Los dos viejecitos se levantaron temprano como de costumbre.
El se dirigió con paso lento al jardín a cuidar sus flores y ella a la cocina.
¡Esplendida mañana otoña! El sol lo ilumina todo con la tibia caricia de sus
rayos y daba aspecto de diamanticos a las gotas de rocio que la noche
había esparcido sobre las plantas. En un día como aquel, cinco años atrás,
un pelotón de jóvenes soldados se detuvieron delante de la puerta. El
sargento avanzando unos pasos, gritó:
Juan Salavert ¡las filas! ¡viva la patria!
Fue, ese, para los padres de Juan, un momento angustioso. Ayudándole a
preparar sus ropas , pusieron en las bolsillos las monedas que tenían a mano
y cuando estuvo listo, quedándose de pie como petrificado.

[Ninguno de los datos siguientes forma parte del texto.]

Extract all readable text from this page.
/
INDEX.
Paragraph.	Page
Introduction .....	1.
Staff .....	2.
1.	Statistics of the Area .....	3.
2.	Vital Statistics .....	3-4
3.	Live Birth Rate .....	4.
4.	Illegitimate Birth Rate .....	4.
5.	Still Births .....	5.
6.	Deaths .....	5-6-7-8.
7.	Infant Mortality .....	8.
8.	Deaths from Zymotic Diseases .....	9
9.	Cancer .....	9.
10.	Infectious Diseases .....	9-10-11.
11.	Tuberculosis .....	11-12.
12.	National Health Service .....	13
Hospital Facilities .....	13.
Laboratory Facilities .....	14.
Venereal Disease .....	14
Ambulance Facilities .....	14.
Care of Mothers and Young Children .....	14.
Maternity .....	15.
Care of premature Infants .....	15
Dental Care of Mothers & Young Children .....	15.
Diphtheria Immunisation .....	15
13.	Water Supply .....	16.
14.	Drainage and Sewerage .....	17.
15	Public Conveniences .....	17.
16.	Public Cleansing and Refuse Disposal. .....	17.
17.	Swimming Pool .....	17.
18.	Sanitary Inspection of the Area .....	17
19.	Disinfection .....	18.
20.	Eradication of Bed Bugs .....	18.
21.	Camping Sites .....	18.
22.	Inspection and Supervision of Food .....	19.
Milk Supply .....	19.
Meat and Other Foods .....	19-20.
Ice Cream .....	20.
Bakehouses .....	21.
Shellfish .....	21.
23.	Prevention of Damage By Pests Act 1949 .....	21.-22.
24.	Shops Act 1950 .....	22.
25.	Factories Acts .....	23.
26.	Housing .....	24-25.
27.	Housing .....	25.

No perdamos tiempo gritó el sargento.
Vamos Papá, un abrazo. Ahora tú, mamá. Pronto vendré a verlos. La patria
está en peligro y necesita de sus soldados.
Les escribiré todos los días. No llores. Animo ánimo. ¿No ven que yo no
lloro?
No ven que me voy contento? Y lloraron los tres y se abrazaron fuertemente.61
Unos segundos más tarde, Juan Salavert avanzaba con paso militar entre
sus compañeros, la frente levantada y los ojos llenos de lágrimas.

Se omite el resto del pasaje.